Essas considerações sobre a filosofia antropológica de Cassirer associada com sua
obra sistemática abre um panorama de comparação com a visão que Rousseau tinha do homem. A possibilidade de uma total transfiguração do modo como as sociedades civis se organizam, visando sempre a garantia da dignidade do homem perante uma lei que é aceita por todos, expressa na vontade geral, é uma forma que Rousseau encontra para dizer que podemos dar à volta à corrupção resultado das influências da sociedade civil, de sua profunda desigualdade e injustiça. Nesse sentido, não podemos simplesmente fazer o caminho de volta até o estado de natureza, onde residiria o selvagem com todas as suas potências, sentimentos e paixões puramente preservadas. Devemos contornar essa situação do homem a partir de uma mudança na própria forma como nos organizamos politicamente, na compreensão de que a coletividade forma o indivíduo da mesma forma que este deve ter sua dignidade moral e jurídica preservada. Nesta espécie de antropologia da transmutação, da dialética entre diferentes forças que resultam na múltipla riqueza do ser humano enquanto animal criador, e enquanto ser criador de cultura e de toda forma de objetivação (Cassirer), também pode repensar o âmbito político para a elevação deste próprio homem, longe das injustiças cometidas pelos grupos dominantes e pelo Estado, mas em que cada pessoa seria contemplada e universalmente garantida em seus direitos (Rousseau).

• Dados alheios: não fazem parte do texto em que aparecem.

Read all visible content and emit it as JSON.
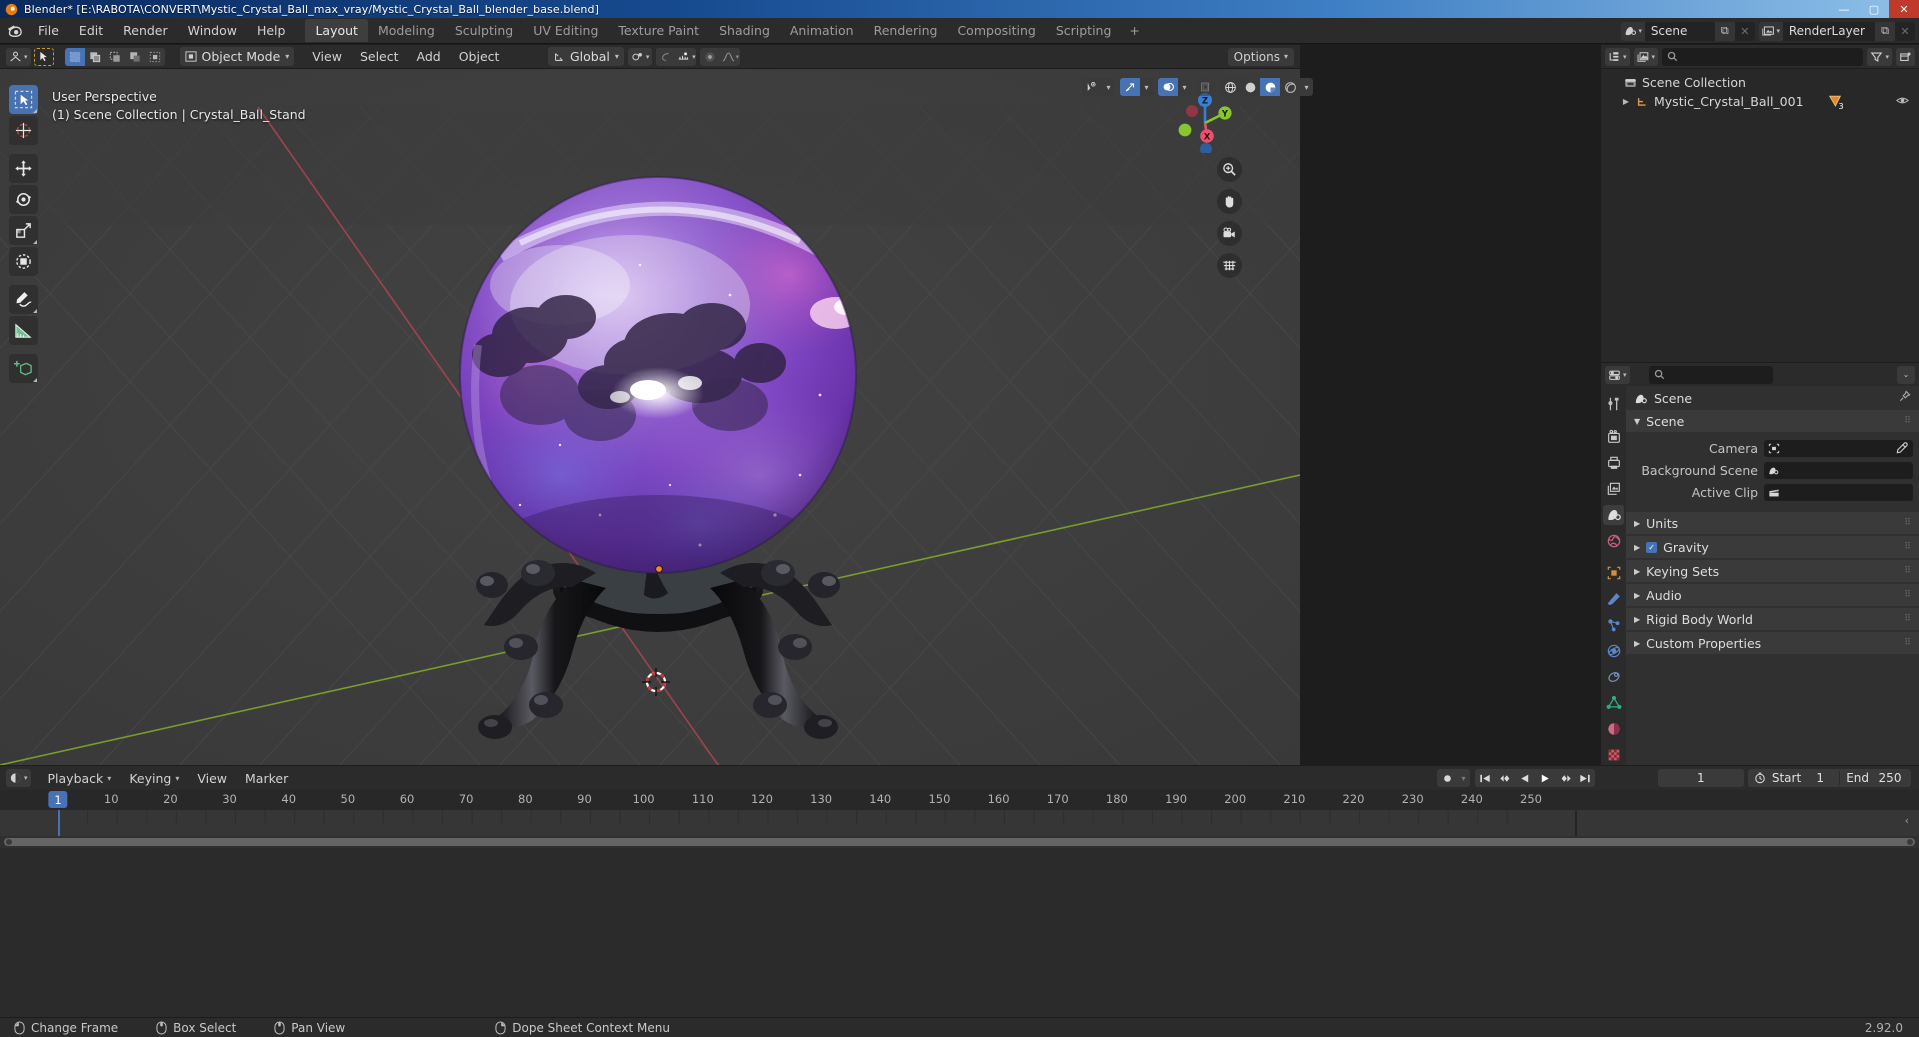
{
  "window": {
    "title": "Blender* [E:\\RABOTA\\CONVERT\\Mystic_Crystal_Ball_max_vray/Mystic_Crystal_Ball_blender_base.blend]",
    "minimize": "—",
    "maximize": "▢",
    "close": "✕"
  },
  "topbar": {
    "menus": [
      "File",
      "Edit",
      "Render",
      "Window",
      "Help"
    ],
    "workspaces": [
      {
        "label": "Layout",
        "active": true
      },
      {
        "label": "Modeling",
        "active": false
      },
      {
        "label": "Sculpting",
        "active": false
      },
      {
        "label": "UV Editing",
        "active": false
      },
      {
        "label": "Texture Paint",
        "active": false
      },
      {
        "label": "Shading",
        "active": false
      },
      {
        "label": "Animation",
        "active": false
      },
      {
        "label": "Rendering",
        "active": false
      },
      {
        "label": "Compositing",
        "active": false
      },
      {
        "label": "Scripting",
        "active": false
      }
    ],
    "add_workspace": "+",
    "scene_name": "Scene",
    "viewlayer_name": "RenderLayer",
    "new_copy": "⧉",
    "unlink": "✕"
  },
  "viewport": {
    "header": {
      "editor_type_icon": "editor-type-3dview",
      "mode": "Object Mode",
      "menus": [
        "View",
        "Select",
        "Add",
        "Object"
      ],
      "select_modes": [
        "set",
        "extend",
        "subtract",
        "invert",
        "intersect"
      ],
      "transform_orientation": "Global",
      "options_label": "Options",
      "shading_modes": [
        "wireframe",
        "solid",
        "material-preview",
        "rendered"
      ],
      "active_shading": "material-preview"
    },
    "overlay_text_line1": "User Perspective",
    "overlay_text_line2": "(1) Scene Collection | Crystal_Ball_Stand",
    "tools": [
      {
        "name": "tweak-tool",
        "active": true
      },
      {
        "name": "cursor-tool",
        "active": false
      },
      {
        "name": "move-tool",
        "active": false
      },
      {
        "name": "rotate-tool",
        "active": false
      },
      {
        "name": "scale-tool",
        "active": false
      },
      {
        "name": "transform-tool",
        "active": false
      },
      {
        "name": "annotate-tool",
        "active": false
      },
      {
        "name": "measure-tool",
        "active": false
      },
      {
        "name": "add-cube-tool",
        "active": false
      }
    ],
    "gizmo_axes": [
      {
        "label": "Z",
        "color": "#3b7fd4"
      },
      {
        "label": "Y",
        "color": "#88c631"
      },
      {
        "label": "X",
        "color": "#e5546a"
      }
    ],
    "nav_buttons": [
      "zoom-icon",
      "hand-icon",
      "camera-icon",
      "grid-icon"
    ],
    "scene_object": "Mystic Crystal Ball on ornate stand",
    "grid_color": "#3b3b3b",
    "axis_x_color": "#c44c56",
    "axis_y_color": "#7fa82b"
  },
  "outliner": {
    "display_mode": "View Layer",
    "search_placeholder": "",
    "filter_icon": "filter-icon",
    "new_collection_icon": "new-collection-icon",
    "rows": [
      {
        "label": "Scene Collection",
        "indent": 0,
        "icon": "collection-icon",
        "expandable": false
      },
      {
        "label": "Mystic_Crystal_Ball_001",
        "indent": 1,
        "icon": "object-icon",
        "expandable": true,
        "badge": "3",
        "visible": true
      }
    ]
  },
  "properties": {
    "search_placeholder": "",
    "tabs": [
      {
        "name": "tool",
        "active": false
      },
      {
        "name": "render",
        "active": false
      },
      {
        "name": "output",
        "active": false
      },
      {
        "name": "view-layer",
        "active": false
      },
      {
        "name": "scene",
        "active": true
      },
      {
        "name": "world",
        "active": false
      },
      {
        "name": "object",
        "active": false
      },
      {
        "name": "modifiers",
        "active": false
      },
      {
        "name": "particles",
        "active": false
      },
      {
        "name": "physics",
        "active": false
      },
      {
        "name": "constraints",
        "active": false
      },
      {
        "name": "data",
        "active": false
      },
      {
        "name": "material",
        "active": false
      },
      {
        "name": "texture",
        "active": false
      }
    ],
    "breadcrumb": "Scene",
    "pin_icon": "pin-icon",
    "panels": [
      {
        "label": "Scene",
        "open": true,
        "checkbox": null
      },
      {
        "label": "Units",
        "open": false,
        "checkbox": null
      },
      {
        "label": "Gravity",
        "open": false,
        "checkbox": true
      },
      {
        "label": "Keying Sets",
        "open": false,
        "checkbox": null
      },
      {
        "label": "Audio",
        "open": false,
        "checkbox": null
      },
      {
        "label": "Rigid Body World",
        "open": false,
        "checkbox": null
      },
      {
        "label": "Custom Properties",
        "open": false,
        "checkbox": null
      }
    ],
    "scene_fields": [
      {
        "label": "Camera",
        "value": "",
        "icon": "camera-icon",
        "eyedropper": true
      },
      {
        "label": "Background Scene",
        "value": "",
        "icon": "scene-icon",
        "eyedropper": false
      },
      {
        "label": "Active Clip",
        "value": "",
        "icon": "clip-icon",
        "eyedropper": false
      }
    ]
  },
  "timeline": {
    "editor_icon": "timeline-icon",
    "menus": [
      "Playback",
      "Keying",
      "View",
      "Marker"
    ],
    "record_icon": "record-icon",
    "playback_buttons": [
      "jump-start",
      "prev-keyframe",
      "play-reverse",
      "play",
      "next-keyframe",
      "jump-end"
    ],
    "current_frame": "1",
    "start_label": "Start",
    "start_value": "1",
    "end_label": "End",
    "end_value": "250",
    "ruler_ticks": [
      10,
      20,
      30,
      40,
      50,
      60,
      70,
      80,
      90,
      100,
      110,
      120,
      130,
      140,
      150,
      160,
      170,
      180,
      190,
      200,
      210,
      220,
      230,
      240,
      250
    ],
    "playhead_frame": "1"
  },
  "statusbar": {
    "items": [
      {
        "icon": "mouse-left-icon",
        "label": "Change Frame"
      },
      {
        "icon": "mouse-middle-icon",
        "label": "Box Select"
      },
      {
        "icon": "mouse-middle-icon",
        "label": "Pan View"
      },
      {
        "icon": "mouse-right-icon",
        "label": "Dope Sheet Context Menu"
      }
    ],
    "version": "2.92.0"
  },
  "colors": {
    "accent": "#4772b3",
    "panel_bg": "#303030",
    "header_bg": "#2b2b2b",
    "viewport_bg": "#3b3b3b",
    "ball_purple": "#8a4fd0",
    "ball_violet": "#6b3fa8",
    "stand_black": "#151515"
  }
}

Em suma, a relação estabelecida fornece algumas indicações antropológicas de ambos
os autores, de modo que compreende o homem como criador de toda significação do mundo, portanto, também das organizações políticas. Desse modo, podemos reformular as nossas instituições visando um ganho para toda a sociedade civil, a capacidade simbólica originária do homem dá espaço e fundamentação para uma outra visão de mundo, que repense o contexto e a realidade, fundamentando formas diversas de organização política sempre nessa busca da realização do ser humano.
Bibliografia
CASSIRER, E. Antropologia Filosófica, Ensaio sobre o homem: Introdução a uma filosofia
da cultura humana. 2. ed. São Paulo: Mestre Jou, 1977. CASSIRER, E. A Questão Jean-Jacques Rousseau. São Paulo: UNESP, 1999. CASSIRER, E. A Filosofia das Formas Simbólicas I - A Linguagem. 1. ed. São Paulo: Martins Fontes, 2001. ROUSSEAU, J.-J. Discurso sobre a origem e os fundamentos da desilgualdade entre os homens. São Paulo: Nova Cultural, 1999. ROUSSEAU, J.-J. Do contrato social. São Paulo: Nova Cultural, 1999.